Xl_falstaff_g__jeanlouisfernandez045 © Jean-Louis Fernandez

Pour sa première œuvre mise en scène donnée devant une salle sans jauge réduite depuis la début de la crise sanitaire, l’Opéra national de Lyon propose le Falstaff imaginé par Barrie Kosky en coproduction avec le Festival d’Aix-en-Provence où il a été proposé cet été (notre collègue Alain Duault en rendait alors compte). Après de longs mois d’attente, le public a répondu présent en ce soir de Première, tout comme le nouveau directeur de la maison Richard Brunel, qui vient de prendre ses fonctions et a prononcé quelques mots rapides sur scène avant le lever de rideau. A n’en pas douter, l’Opéra de Lyon réussit ici une reprise enthousiaste et enthousiasmante, dont on attend de voir la suite.
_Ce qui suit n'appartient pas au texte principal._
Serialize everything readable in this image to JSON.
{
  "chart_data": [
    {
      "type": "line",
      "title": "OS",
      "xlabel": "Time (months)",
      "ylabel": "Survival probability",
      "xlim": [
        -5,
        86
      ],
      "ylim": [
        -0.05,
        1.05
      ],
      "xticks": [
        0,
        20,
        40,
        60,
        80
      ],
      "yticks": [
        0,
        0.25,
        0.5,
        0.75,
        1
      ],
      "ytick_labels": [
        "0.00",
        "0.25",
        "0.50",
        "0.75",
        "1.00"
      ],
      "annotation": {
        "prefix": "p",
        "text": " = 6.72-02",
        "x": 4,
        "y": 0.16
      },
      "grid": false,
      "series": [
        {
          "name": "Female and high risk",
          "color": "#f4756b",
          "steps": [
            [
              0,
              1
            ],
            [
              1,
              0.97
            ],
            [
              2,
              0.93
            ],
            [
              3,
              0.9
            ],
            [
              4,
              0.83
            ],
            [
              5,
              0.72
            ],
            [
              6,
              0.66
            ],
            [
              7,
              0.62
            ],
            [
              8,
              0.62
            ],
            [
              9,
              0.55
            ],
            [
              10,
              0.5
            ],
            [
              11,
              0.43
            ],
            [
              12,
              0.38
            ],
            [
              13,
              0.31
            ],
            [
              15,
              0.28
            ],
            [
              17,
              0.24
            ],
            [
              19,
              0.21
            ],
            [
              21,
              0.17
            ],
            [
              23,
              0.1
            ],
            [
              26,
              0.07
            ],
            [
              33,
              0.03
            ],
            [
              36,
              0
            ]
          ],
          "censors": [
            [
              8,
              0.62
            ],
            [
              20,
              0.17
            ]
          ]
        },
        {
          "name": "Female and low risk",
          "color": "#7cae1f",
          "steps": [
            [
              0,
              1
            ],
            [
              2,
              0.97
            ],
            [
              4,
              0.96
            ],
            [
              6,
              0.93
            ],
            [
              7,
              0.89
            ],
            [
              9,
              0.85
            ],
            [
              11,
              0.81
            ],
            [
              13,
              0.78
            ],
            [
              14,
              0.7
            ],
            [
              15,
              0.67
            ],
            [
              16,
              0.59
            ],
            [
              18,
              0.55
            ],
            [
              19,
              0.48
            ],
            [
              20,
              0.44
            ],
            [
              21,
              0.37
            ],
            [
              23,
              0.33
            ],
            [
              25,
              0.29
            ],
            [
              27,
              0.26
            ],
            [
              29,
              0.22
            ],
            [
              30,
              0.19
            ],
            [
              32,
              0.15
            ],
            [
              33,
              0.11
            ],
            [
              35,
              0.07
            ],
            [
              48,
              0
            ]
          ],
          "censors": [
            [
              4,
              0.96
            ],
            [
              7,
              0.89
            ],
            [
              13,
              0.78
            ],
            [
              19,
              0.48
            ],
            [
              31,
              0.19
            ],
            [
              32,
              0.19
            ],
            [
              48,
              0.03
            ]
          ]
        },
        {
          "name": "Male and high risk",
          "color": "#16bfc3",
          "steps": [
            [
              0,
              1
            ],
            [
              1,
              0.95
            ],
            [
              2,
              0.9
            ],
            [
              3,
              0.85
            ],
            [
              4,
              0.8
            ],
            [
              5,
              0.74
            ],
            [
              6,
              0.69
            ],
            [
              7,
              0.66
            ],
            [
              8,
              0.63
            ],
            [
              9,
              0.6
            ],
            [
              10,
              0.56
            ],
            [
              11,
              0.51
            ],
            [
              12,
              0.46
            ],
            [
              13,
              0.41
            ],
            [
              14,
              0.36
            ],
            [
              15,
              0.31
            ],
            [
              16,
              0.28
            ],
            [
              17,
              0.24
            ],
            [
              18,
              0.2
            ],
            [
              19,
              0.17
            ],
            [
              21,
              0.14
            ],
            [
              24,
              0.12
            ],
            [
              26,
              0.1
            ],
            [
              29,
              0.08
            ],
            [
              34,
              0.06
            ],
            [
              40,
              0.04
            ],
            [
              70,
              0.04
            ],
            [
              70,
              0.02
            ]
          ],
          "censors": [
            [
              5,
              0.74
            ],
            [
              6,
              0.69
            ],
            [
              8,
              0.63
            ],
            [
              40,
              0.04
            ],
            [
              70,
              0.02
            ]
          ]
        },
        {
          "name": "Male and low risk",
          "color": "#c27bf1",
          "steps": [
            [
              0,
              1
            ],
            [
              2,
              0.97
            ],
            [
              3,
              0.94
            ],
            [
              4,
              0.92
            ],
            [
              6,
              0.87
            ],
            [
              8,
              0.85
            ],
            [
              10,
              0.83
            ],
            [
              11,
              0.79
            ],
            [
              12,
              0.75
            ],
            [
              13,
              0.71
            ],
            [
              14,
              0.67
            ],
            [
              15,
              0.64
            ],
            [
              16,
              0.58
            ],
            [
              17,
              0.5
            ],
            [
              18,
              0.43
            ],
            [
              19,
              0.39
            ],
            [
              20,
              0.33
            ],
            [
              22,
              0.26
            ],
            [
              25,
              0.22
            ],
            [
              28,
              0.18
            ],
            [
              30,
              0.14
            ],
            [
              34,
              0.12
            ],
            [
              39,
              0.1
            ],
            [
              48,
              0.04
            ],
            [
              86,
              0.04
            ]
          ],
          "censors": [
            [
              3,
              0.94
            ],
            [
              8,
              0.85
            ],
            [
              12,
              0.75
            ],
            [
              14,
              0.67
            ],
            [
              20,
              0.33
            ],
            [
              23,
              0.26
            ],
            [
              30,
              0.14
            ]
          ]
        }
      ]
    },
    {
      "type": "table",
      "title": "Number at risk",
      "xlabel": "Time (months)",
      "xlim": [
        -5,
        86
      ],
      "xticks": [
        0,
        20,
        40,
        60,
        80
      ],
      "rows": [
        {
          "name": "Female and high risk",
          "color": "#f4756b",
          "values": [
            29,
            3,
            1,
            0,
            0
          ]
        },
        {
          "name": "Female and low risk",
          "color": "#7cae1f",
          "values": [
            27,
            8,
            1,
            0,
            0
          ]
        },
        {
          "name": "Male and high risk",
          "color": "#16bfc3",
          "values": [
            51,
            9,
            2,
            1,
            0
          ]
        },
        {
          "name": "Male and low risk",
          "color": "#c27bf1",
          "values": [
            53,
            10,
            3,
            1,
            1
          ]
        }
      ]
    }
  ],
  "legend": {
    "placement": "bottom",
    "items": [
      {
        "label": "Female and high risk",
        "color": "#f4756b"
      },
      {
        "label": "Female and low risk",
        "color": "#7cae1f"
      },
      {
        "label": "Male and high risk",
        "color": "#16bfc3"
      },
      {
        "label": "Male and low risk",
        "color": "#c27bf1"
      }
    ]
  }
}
Falstaff, Opéra de Lyon ; © Jean-Louis Fernandez

Christopher Purves (Falstaff) et Carmen Giannattasio (Alice) ;
© Jean-Louis Fernandez

Ainsi que le relevait Alain Duault dans sa chronique, la mise en scène de Barrie Kosky est une très belle réussite, qui fait honneur au comique de l’œuvre et du personnage. On s’amuse du début à la fin, grâce au travail minutieux de la direction d’acteurs et à une dose de gags qui relèvent la dégustation du spectacle. Car le spectacle se déguste : le rideau se lève sur un Falstaff aux fourneaux, qui découpe, cuisine, flambe ses ingrédient, au point que l’odeur des aliments vient nous titiller les narines jusqu'à notre siège au parterre. Si le décors un peu kitsch et miteux nous faisait craindre le pire, les peurs s'évaporent vite, et il sert finalement bien la situation de Falstaff, fauché et désuet, animé par un goût de la bonne chair/chère comme s’il était encore svelte et charmant. Pour autant, ainsi que le souligne le metteur en scène dans la note d'intention, pour qu’un Falstaff soit réussi il doit impérativement nous être sympathique, attachant, et pas seulement ridicule. A la fin, « tout le monde rie : ils rient avec lui, pas de lui ou contre lui ». Et c’est dans ce rire sans méchanceté que la complicité naît particulièrement avec le public.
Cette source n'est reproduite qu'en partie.